Great wall
Héctor Duarte tackles immigration at the National Museum of Mexican Art.

Pilsen artist Héctor Duarte hasn’t finished the centerpiece of his new solo show at the National Museum of Mexican Art—and that’s the point. Duarte, 57, is painting a 150-foot mural, Destejiendo fronteras/Unweaving Walls, in the museum’s Torres Gallery. You can watch him work every Wednesday and Saturday from 10:30am–1:30pm until May 9. His show, “Muralla sobre lienzo /A Mural in Progress,” is the second of three NMMA exhibitions on immigration.
Born in Caurio, in the Mexican state of Michoacán, Duarte moved to Pilsen in 1985 and has lived there ever since, except from 2005–08, when he returned to his hometown with his family. He recalls that, as a boy, he spent more time looking at his church’s murals than listening to the service. “We didn’t have art classes or museums, nothing,” Duarte says. “I liked the idea that everyone can enjoy a mural and learn about art.” At 22, he decided to become a painter.

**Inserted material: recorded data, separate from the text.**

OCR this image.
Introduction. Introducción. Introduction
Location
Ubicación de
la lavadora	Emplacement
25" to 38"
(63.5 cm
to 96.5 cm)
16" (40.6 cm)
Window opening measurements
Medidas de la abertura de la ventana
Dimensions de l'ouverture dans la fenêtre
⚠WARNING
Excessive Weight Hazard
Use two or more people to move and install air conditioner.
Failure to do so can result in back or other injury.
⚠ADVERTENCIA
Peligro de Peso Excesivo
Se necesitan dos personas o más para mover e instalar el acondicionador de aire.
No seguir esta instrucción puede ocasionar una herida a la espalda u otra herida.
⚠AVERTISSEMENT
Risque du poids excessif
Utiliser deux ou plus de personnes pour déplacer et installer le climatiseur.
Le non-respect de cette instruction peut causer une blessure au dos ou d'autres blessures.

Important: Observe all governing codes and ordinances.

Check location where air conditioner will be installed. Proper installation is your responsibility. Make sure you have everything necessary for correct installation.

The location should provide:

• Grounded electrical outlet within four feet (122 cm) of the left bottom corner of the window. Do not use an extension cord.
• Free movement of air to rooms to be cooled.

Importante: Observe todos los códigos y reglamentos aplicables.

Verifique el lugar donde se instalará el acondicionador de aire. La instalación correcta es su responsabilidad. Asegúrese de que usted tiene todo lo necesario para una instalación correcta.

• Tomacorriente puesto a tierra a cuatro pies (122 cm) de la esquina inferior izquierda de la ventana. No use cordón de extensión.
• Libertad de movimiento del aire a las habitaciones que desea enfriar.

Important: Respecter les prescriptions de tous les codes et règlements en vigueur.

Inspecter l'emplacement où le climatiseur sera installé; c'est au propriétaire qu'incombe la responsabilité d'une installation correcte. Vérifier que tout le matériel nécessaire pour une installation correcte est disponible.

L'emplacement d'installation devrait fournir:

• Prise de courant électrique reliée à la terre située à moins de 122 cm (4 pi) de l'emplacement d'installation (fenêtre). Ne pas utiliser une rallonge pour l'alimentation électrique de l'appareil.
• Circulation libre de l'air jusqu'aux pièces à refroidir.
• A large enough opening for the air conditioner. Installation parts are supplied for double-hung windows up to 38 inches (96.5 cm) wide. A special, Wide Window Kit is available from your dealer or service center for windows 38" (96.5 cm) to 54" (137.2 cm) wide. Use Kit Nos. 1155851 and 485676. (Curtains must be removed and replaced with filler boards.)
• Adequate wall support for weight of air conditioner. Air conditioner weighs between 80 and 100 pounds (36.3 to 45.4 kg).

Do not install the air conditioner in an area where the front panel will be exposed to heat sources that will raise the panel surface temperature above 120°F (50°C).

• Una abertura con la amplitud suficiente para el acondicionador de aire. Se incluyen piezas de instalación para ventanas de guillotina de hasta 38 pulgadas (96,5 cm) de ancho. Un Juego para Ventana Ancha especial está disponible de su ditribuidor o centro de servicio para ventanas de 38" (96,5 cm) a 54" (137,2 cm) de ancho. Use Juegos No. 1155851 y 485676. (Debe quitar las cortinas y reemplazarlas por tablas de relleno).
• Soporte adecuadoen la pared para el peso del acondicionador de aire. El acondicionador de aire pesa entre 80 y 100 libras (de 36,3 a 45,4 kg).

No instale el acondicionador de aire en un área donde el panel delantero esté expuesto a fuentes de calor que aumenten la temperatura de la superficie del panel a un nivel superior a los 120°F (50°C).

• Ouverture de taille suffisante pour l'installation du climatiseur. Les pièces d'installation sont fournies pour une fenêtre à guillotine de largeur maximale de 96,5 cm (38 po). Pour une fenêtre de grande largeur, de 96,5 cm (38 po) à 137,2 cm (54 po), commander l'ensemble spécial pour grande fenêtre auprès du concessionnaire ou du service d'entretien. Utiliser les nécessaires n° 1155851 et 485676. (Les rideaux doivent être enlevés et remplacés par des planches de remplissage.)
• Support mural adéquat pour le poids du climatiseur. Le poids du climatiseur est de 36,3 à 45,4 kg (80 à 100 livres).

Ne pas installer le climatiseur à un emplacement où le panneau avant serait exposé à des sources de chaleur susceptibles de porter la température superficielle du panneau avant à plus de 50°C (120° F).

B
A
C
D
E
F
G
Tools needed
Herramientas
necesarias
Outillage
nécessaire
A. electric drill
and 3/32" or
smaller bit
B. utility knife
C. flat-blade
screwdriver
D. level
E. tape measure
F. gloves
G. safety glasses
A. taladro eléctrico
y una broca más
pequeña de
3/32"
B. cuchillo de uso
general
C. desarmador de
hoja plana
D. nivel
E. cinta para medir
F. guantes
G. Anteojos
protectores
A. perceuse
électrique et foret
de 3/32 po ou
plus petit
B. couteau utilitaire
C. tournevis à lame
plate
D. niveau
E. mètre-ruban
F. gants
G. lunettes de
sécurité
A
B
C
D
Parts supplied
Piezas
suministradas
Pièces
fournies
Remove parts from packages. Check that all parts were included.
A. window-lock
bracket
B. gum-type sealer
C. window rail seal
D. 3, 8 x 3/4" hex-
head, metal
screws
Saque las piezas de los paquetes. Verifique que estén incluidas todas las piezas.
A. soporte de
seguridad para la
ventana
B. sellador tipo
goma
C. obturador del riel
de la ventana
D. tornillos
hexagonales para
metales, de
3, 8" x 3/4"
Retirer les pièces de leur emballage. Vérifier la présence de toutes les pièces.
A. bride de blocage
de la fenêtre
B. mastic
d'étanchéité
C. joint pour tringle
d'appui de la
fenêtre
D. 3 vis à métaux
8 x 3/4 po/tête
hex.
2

The Mexican mural movement offered plenty of inspiration: In the 1920s, the Mexican government hired Diego Rivera, José Clemente Orozco, David Alfaro Siqueiros and lesser-known artists to create murals that would educate the public about Mexico’s history, culture and recent revolution. In the 1930s, the program inspired Works Progress Administration murals in the U.S.
A few years after Siqueiros died, his widow opened a mural workshop in his Cuernavaca studio. Duarte became a student there in 1977. Siqueiros’s “attention to the spectator” appeals to him. According to Duarte, Siqueiros developed “polyangular perspective” that ensures his murals interact with viewers walking or driving past them as well as the architecture that supports them. This training helped Duarte and collaborator Mariah de Forest design Lotería (1993–94), a 430'?x?20' mural at the Swap-o-Rama at 42nd and Ashland Streets: The artists incorporated the building’s heating and air-conditioning unit into their vast homage to a popular Mexican card game.
When Duarte first visited Chicago in 1978, he was thrilled to discover the city’s mural tradition had flowered in 1968, when black and Chicano artists took to neighborhood walls to comment on the civil-rights movement and their resistance to displacement. Most artists had given up doing murals by the time Duarte moved here in the mid-’80s, though he’s seen a resurgence since 2000. When asked why Chicago’s mural movement flagged, he replies, “Every artist likes to sell art. They need to sell art. Mostly, the generation that used to do murals, they’re involved with galleries or have other jobs. This was a moment when they were young, and maybe they didn’t have families. I continue, but this is my passion.”
Duarte’s created dozens of murals for the city, local schools, nonprofits and businesses that celebrate Chicago’s Latino heritage. In our favorite, the Ice Cream Dream (2004) mosaic at the Western stop on the Pink Line, butterflies swarm from a paletas cart and flutter around a human heart composed of the Hancock Center, the Sears Tower and a couple of Pilsen homes.
Unweaving Walls addresses the psychological impact of immigration. A barbed-wire fence transforms into butterflies, Duarte’s signature symbol for migration. As viewers move counterclockwise around the gallery, one enlarged wire from the fence continues to the second wall, but its barbs become hands that snap the wire; between them, the tangled wire forms a human heart. On the third wall, the barbed wire metamorphoses into the DNA double helix and swirls around a human fingerprint, tools the American government uses to identify immigrants and sometimes to classify them as criminals: “Oh, you’re indocumentado; you don’t have papers,” the artist intones. “You’re a terrorist!”
On the last wall, a girl flies through the air, unhindered by physical barriers or political borders. “For me, this child represents the future, the new generation,” Duarte tells us. Although he’s outlined the major elements of his composition, he notes that there’s a lot left to do—and to evolve: Once he starts discussing his work with visitors, he says, “I develop more ideas, and more ideas and more ideas.”
“Muralla sobre lienzo” remains on view at the National Museum of Mexican Art through June 28.